Dilma responde a FHC e diz que herança de Lula é “bendita”

Fernando Henrique Cardoso disse que Lula, “nos anos de bonança, em vez de aproveitar as taxas razoáveis de crescimento para tentar aumentar a poupança pública e investir no que é necessário para dar continuidade ao crescimento produtivo, preferiu governar ao sabor da popularidade”.

O texto, intitulado “Herança pesada”, foi publicado no domingo nos jornais O Estado de S.Paulo e O Globo.

Dilma considerou que foi “citada de modo incorreto” pelo ex-presidente Fernando Henrique Cardoso e emitiu nota por considerar “ser necessário recolocar os fatos em seus devidos lugares”.
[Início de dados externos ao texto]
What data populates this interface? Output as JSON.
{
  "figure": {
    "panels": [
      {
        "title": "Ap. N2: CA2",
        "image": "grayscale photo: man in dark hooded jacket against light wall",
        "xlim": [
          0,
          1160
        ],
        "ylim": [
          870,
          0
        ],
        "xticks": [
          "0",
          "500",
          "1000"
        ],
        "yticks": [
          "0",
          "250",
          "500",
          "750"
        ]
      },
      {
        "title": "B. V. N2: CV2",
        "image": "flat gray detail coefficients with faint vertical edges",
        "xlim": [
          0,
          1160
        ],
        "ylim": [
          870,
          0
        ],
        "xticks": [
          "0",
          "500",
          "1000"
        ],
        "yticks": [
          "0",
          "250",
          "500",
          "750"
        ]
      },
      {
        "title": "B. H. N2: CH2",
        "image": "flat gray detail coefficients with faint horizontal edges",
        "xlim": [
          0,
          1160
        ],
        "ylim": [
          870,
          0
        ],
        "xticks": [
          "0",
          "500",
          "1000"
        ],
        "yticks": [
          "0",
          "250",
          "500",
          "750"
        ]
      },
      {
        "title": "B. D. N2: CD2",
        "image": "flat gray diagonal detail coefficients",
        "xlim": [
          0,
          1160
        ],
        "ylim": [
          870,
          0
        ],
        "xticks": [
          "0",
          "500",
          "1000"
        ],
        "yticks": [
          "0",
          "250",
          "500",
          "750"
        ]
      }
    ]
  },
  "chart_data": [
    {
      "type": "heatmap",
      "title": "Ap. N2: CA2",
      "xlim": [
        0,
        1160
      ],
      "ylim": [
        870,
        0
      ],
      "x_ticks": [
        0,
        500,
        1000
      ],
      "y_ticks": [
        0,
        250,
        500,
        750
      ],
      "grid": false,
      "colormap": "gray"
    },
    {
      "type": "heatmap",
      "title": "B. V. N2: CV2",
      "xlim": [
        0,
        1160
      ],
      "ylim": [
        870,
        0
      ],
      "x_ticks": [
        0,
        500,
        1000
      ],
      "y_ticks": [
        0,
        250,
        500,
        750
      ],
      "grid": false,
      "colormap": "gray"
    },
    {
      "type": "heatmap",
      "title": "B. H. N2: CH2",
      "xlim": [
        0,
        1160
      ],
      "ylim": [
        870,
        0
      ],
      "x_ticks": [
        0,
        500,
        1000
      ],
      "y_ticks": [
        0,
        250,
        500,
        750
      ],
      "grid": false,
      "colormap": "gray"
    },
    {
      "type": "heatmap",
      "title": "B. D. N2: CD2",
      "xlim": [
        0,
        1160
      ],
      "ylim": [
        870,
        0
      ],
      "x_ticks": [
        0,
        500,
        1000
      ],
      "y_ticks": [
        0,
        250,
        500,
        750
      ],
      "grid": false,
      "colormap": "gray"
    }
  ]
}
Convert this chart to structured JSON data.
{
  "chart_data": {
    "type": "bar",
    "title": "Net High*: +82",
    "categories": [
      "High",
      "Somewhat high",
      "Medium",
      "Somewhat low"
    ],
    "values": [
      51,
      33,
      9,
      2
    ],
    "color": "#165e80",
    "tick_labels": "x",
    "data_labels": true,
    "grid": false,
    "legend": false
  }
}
“Recebi do ex-presidente Lula uma herança bendita… Recebi uma economia sólida, com crescimento robusto, inflação sob controle, investimentos consistentes em infraestrutura e reservas cambiais recordes”, disse ela, na nota divulgada pela Presidência da República nesta segunda-feira.

Entre as críticas a Lula, Fernando Henrique destacou a “desorientação da política energética” e disse que o Brasil hoje está “gastando mais divisas do que antes com a importação de óleo” e que “a produção de etanol se desorganizou de tal ponto que estamos importando etanol de milho dos Estados Unidos!”

O setor energético citado por Fernando Henrique foi responsável por uma das maiores crises do seu governo, o racionamento de energia, em 2001. Na época, a situação foi creditada a uma prolongada estiagem e à falta de planejamento e investimento no setor.

“Não recebi um país sob intervenção do FMI ou sob ameaça de apagão”, disse Dilma, citando o Fundo Monetário Internacional, que integrou diversos esforços de ajuda financeira ao Brasil nos anos 1990 e início dos anos 2000. No governo Lula, o país tornou-se credor da instituição.

“PESADA COMO CHUMBO”

O tucano disse ainda ser “longa a lista do que faltou fazer quando seria mais fácil”, referindo-se à conjuntura econômica durante boa parte do governo do petista. Afirmou, ainda, que Lula “deixou de lado as reformas politicamente custosas” e “deixou de racionalizar as práticas tributárias”.

O ex-presidente citou também o que chamou de “hegemonismo” do PT e “a popularidade à custa do futuro” como responsáveis por “projetos de impacto”, comparados por ele a “certos períodos do autoritarismo militar”.

“Projetos que não saem do papel ou, quando saem, custam caríssimo ao Tesouro e têm utilidade relativa”, disse Fernando Henrique, que citou a formação de estaleiros nacionais para produção de navios-tanque para Petrobras como “exemplo clássico”, e também atrasos na transposição do rio São Francisco, da Transnordestina e da fábrica de diesel à base de mamona.

“É pesada como chumbo a herança desse estilo bombástico de governar que esconde males morais e prejuízos materiais sensíveis para o futuro da Nação”, escreveu o ex-presidente.

Ao rebater as críticas, Dilma disse ter recebido “um país mais justo e menos desigual… mais respeitado lá fora graças às posições firmes do ex-presidente Lula no cenário internacional”.

“Um democrata que não caiu na tentação de uma mudança constitucional que o beneficiasse. O ex-presidente Lula é um exemplo de estadista”, disse Dilma, citando a emenda constitucional aprovada no governo Fernando Henrique que permitiu a reeleição do tucano e cuja aprovação foi alvo de denúncias de corrupção.

Dilma e Fernando Henrique mantinham uma relação cordial desde a chegada dela à Presidência, em janeiro de 2011. No ano passado, em meio às celebrações de 80 anos do tucano, a presidente divulgou uma carta elogiosa ao tucano, na qual destacou “o democrata”, cuja “crença do diálogo como força motriz da política… foi essencial para a consolidação da democracia brasileira”.

“Não escondo que nos últimos anos tivemos e mantemos opiniões diferentes, mas, justamente por isso, maior é minha admiração por sua abertura ao confronto franco e respeitoso de ideias”, escreveu Dilma na ocasião.